As a child, I was so shy that the sound of my own voice scared me. I hardly ever spoke, and being around other people was painful. Going to school was a dreadful experience, and my mother practically had to carry me there. Eventually, however, I gradually came out of it and learned to be social. Still, my favorite times were playing alone with my dolls in the solitude of my room. All of my childhood, teen years, and into adulthood, I had many characteristics that I would not call normal, so I’ve had great compassion for those who view themselves that way. The very idea that I could have anything to say that would matter to someone else is a phenomenon to me. Yet, here I am, in the Autumn of life, and I have more views than you can imagine, and I want to tell you about them!

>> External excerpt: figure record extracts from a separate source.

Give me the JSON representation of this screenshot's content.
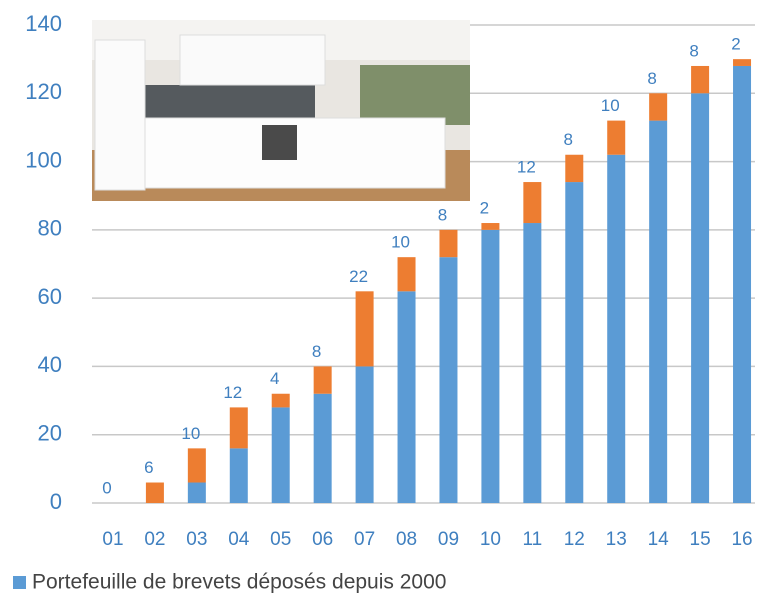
{
  "chart_data": {
    "type": "stacked-bar",
    "categories": [
      "01",
      "02",
      "03",
      "04",
      "05",
      "06",
      "07",
      "08",
      "09",
      "10",
      "11",
      "12",
      "13",
      "14",
      "15",
      "16"
    ],
    "series": [
      {
        "name": "Portefeuille de brevets déposés depuis 2000",
        "color": "#5b9bd5",
        "values": [
          0,
          0,
          6,
          16,
          28,
          32,
          40,
          62,
          72,
          80,
          82,
          94,
          102,
          112,
          120,
          128
        ]
      },
      {
        "color": "#ed7d31",
        "values": [
          0,
          6,
          10,
          12,
          4,
          8,
          22,
          10,
          8,
          2,
          12,
          8,
          10,
          8,
          8,
          2
        ]
      }
    ],
    "ylim": [
      0,
      140
    ],
    "yticks": [
      0,
      20,
      40,
      60,
      80,
      100,
      120,
      140
    ],
    "grid": true,
    "legend": "bottom"
  }
}
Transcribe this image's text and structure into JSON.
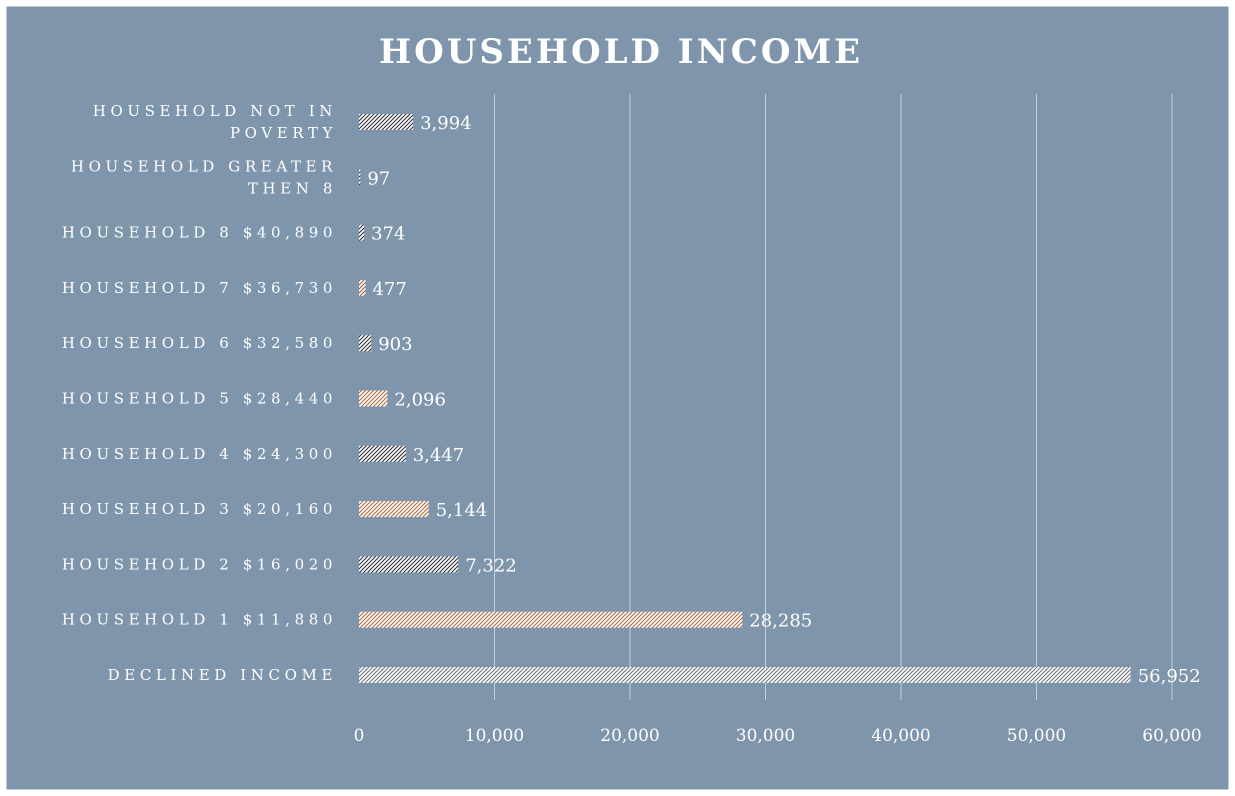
{
  "chart_data": {
    "type": "bar",
    "orientation": "horizontal",
    "title": "HOUSEHOLD INCOME",
    "xlabel": "",
    "ylabel": "",
    "xlim": [
      0,
      60000
    ],
    "x_ticks": [
      0,
      10000,
      20000,
      30000,
      40000,
      50000,
      60000
    ],
    "x_tick_labels": [
      "0",
      "10,000",
      "20,000",
      "30,000",
      "40,000",
      "50,000",
      "60,000"
    ],
    "grid": true,
    "legend": "none",
    "categories": [
      {
        "label_lines": [
          "HOUSEHOLD NOT IN",
          "POVERTY"
        ],
        "value": 3994,
        "value_label": "3,994",
        "hatch": "#2f3138"
      },
      {
        "label_lines": [
          "HOUSEHOLD GREATER",
          "THEN 8"
        ],
        "value": 97,
        "value_label": "97",
        "hatch": "#2f3138"
      },
      {
        "label_lines": [
          "HOUSEHOLD 8 $40,890"
        ],
        "value": 374,
        "value_label": "374",
        "hatch": "#2f3138"
      },
      {
        "label_lines": [
          "HOUSEHOLD 7 $36,730"
        ],
        "value": 477,
        "value_label": "477",
        "hatch": "#a0583a"
      },
      {
        "label_lines": [
          "HOUSEHOLD 6 $32,580"
        ],
        "value": 903,
        "value_label": "903",
        "hatch": "#2f3138"
      },
      {
        "label_lines": [
          "HOUSEHOLD 5 $28,440"
        ],
        "value": 2096,
        "value_label": "2,096",
        "hatch": "#b0683e"
      },
      {
        "label_lines": [
          "HOUSEHOLD 4 $24,300"
        ],
        "value": 3447,
        "value_label": "3,447",
        "hatch": "#2f3138"
      },
      {
        "label_lines": [
          "HOUSEHOLD 3 $20,160"
        ],
        "value": 5144,
        "value_label": "5,144",
        "hatch": "#b0683e"
      },
      {
        "label_lines": [
          "HOUSEHOLD 2 $16,020"
        ],
        "value": 7322,
        "value_label": "7,322",
        "hatch": "#2f3138"
      },
      {
        "label_lines": [
          "HOUSEHOLD 1 $11,880"
        ],
        "value": 28285,
        "value_label": "28,285",
        "hatch": "#b0683e"
      },
      {
        "label_lines": [
          "DECLINED INCOME"
        ],
        "value": 56952,
        "value_label": "56,952",
        "hatch": "#6e7480"
      }
    ],
    "colors": {
      "background": "#7f95ab",
      "border": "#ffffff",
      "bar_fill": "#ffffff",
      "text": "#ffffff",
      "grid": "#c3cfdb"
    }
  }
}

My first ambition as a child was to be a mother. From a child’s point of view, I don’t know how much I thought about being a wife, but I KNEW I wanted to be a mother. Actually, I knew at a very young age that I wanted to be a nurse, too. I don’t know what it was about nurses that appealed to me, but I wanted to be one who took care of the sick and hurting. When my brother and his friends played war in the backyard, I was the Army nurse who attended to the injured. Both of those roles are nurturers, so I had a strong desire to help. That one thing on its own can be a trap, and that’s a whole story of its own.
The point of all that is to say this. I’m a mother at heart. God gave me the desire to be a nurturer and that is a good thing. Everybody has a mother who gave birth to them, but not all mothers provide nurturing. Biological mothers who love and nourish their children play an important role in their lives as long as they live. However, it is also important to have other “mothers” in your life who can speak into your life in a way that bio mom can’t. It’s not a matter of mom being replaced, rather, it’s a way of adding to, or augmenting, what the bio mother does and gives to you. It’s a kind of multiplication for your benefit.
I found that, in the workplace, I regarded co-workers who were younger than my own children as adults, professional peers. We talked to each other as adults and had expectations of each other that were not childish. There were some who came to me with issues they needed to talk about that they wouldn’t go to their mothers about. Let’s face it. We want Mom’s approval, and sometimes, the things we have on our minds are not things we want to go there with Mom about.
As a mom, I’ve found that the hardest thing I’ve had to learn is how to let my children grow up and how to let go of them. There are nested sermons in that one, but, for now, what do you think? Where do mothers go to find out how to accomplish this very important part of letting their children grow into mature adults?